Ne olursa olsun; bir Kuzey Avrupa takımı...
Ancak G.Saray, bu Elfsborg karşısına hem üçlü savunma hem de çift santrforla çıktı.
Biraz mecburiyetten, biraz da kadro kalitesinden olsa gerek.
Bu cesur anlayış tempo ve iştah getirmişti.
Psikolojik üstünlük tamamen G.Saray’dan yanaydı.
Goller de ard arda gelince rakibin gardı erken düştü.
Rigas maçından çıkarılmış dersler var diye düşünmüştük.
İşi şansa ya da riske bırakmak yoktu. (Tabiî bunların hepsi ilk 45 dakika için geçerliydi.)
G.Saray; skoru ve oyunu alınca, işi galiba Beşiktaş maçının çift kale hazırlık antrenmanına çevirmişlerdi. İş bitti, sanmışlardı...
Gevşemişlerdi; halbuki bu takım, 4 eleme turunu geçmişti. Küçümsemek tehlikeliydi.
Barış Alper’in gereksiz elle oynaması, Mertens’in yorgun düşmesi... Arka arkaya goller...
Akıllara bir anda Kasımpaşa, Rigas maçlarını getirdi. Neyse ki; Yunus’un yine çok ince işçilik dolu golü hepsinin üstünü örttü.

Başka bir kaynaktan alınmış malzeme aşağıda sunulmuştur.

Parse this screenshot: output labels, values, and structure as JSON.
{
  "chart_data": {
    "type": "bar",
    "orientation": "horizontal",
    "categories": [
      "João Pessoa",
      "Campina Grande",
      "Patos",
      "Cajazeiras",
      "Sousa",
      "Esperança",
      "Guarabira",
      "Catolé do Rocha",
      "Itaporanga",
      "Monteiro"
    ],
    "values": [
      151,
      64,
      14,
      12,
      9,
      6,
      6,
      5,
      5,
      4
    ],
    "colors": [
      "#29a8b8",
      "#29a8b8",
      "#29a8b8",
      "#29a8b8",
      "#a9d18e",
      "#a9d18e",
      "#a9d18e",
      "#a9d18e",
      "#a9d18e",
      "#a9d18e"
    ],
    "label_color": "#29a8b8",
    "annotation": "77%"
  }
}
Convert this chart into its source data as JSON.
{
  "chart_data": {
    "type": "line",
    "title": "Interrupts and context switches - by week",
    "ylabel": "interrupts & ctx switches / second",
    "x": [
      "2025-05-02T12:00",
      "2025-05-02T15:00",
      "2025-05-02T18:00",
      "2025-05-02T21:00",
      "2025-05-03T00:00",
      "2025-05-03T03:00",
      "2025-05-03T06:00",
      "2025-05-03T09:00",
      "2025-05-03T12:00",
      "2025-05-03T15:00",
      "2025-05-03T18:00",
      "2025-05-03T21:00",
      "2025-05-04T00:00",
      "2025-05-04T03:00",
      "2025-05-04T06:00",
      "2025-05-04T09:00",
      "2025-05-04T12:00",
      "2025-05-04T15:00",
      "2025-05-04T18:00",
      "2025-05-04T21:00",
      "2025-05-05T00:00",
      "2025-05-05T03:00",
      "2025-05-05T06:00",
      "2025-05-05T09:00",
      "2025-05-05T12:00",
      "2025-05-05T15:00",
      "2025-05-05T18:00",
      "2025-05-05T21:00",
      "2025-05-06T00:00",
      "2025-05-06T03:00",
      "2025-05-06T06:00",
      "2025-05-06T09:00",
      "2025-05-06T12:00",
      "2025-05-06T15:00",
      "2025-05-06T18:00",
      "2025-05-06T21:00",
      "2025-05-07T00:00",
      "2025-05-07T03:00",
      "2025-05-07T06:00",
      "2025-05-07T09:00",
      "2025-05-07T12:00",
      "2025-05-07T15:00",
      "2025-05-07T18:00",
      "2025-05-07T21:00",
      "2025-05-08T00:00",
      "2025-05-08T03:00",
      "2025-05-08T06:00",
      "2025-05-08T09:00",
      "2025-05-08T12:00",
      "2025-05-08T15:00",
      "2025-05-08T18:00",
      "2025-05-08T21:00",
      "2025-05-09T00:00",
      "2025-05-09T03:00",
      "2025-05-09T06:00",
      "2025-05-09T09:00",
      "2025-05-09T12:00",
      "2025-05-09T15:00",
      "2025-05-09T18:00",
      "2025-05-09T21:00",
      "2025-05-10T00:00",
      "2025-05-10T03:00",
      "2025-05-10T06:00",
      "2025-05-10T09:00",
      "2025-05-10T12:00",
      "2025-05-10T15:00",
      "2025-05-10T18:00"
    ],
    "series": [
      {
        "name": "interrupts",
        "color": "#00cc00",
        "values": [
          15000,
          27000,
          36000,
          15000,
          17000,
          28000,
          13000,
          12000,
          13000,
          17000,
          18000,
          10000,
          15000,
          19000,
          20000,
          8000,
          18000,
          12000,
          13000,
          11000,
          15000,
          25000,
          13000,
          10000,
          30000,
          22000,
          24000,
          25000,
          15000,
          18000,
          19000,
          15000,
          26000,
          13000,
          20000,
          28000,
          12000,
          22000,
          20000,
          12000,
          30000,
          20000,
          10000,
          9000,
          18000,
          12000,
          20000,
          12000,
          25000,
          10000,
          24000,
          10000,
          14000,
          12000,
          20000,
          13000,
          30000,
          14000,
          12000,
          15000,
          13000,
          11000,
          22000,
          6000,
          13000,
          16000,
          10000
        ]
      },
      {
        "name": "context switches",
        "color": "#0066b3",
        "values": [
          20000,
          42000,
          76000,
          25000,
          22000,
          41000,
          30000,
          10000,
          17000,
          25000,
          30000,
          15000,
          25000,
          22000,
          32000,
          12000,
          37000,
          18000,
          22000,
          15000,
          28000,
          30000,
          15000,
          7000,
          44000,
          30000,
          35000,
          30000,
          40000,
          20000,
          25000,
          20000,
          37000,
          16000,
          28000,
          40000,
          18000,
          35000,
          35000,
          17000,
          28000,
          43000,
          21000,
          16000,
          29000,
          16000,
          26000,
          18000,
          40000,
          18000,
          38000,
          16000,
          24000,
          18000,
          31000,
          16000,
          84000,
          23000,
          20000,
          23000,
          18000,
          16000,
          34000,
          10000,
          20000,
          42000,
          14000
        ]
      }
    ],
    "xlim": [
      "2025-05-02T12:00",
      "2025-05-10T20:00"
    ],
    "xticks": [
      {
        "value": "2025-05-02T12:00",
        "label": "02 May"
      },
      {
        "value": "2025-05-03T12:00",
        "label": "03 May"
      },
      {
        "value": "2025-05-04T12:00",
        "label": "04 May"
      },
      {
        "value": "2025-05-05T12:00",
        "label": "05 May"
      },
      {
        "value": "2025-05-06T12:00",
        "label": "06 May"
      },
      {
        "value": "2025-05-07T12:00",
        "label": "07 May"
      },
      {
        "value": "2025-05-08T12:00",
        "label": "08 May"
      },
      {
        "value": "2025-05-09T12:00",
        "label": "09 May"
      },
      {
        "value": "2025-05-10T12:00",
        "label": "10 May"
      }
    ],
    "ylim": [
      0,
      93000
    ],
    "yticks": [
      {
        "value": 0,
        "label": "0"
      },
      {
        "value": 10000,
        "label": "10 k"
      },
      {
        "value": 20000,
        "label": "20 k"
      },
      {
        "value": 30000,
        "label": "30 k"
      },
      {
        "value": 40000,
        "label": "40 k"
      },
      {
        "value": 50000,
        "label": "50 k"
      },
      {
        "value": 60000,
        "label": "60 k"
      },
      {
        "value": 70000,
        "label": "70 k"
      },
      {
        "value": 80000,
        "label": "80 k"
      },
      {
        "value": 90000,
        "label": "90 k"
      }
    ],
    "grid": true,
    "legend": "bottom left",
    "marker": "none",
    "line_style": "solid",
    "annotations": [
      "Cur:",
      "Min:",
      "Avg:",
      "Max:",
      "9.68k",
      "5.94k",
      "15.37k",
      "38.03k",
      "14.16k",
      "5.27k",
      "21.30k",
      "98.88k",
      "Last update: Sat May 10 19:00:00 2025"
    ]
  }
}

65’te Barış Alper, çok dağınık davrandı. Rakibinin önündeki topu eliyle oynayarak kornere attı.
VAR’ın müdahalesi ve kararın açıklanıp maçın başlaması 5 dakika sürdü. Bu kadar beklenecek ne vardı?
MAÇIN NOTU: Ankara’dan gelen şehit haberleri arasında dün akşamki maçı yorumlamak çok zordu. İçimiz yanıyordu. Futbol yazmak, konuşmak içimizden gelmiyordu.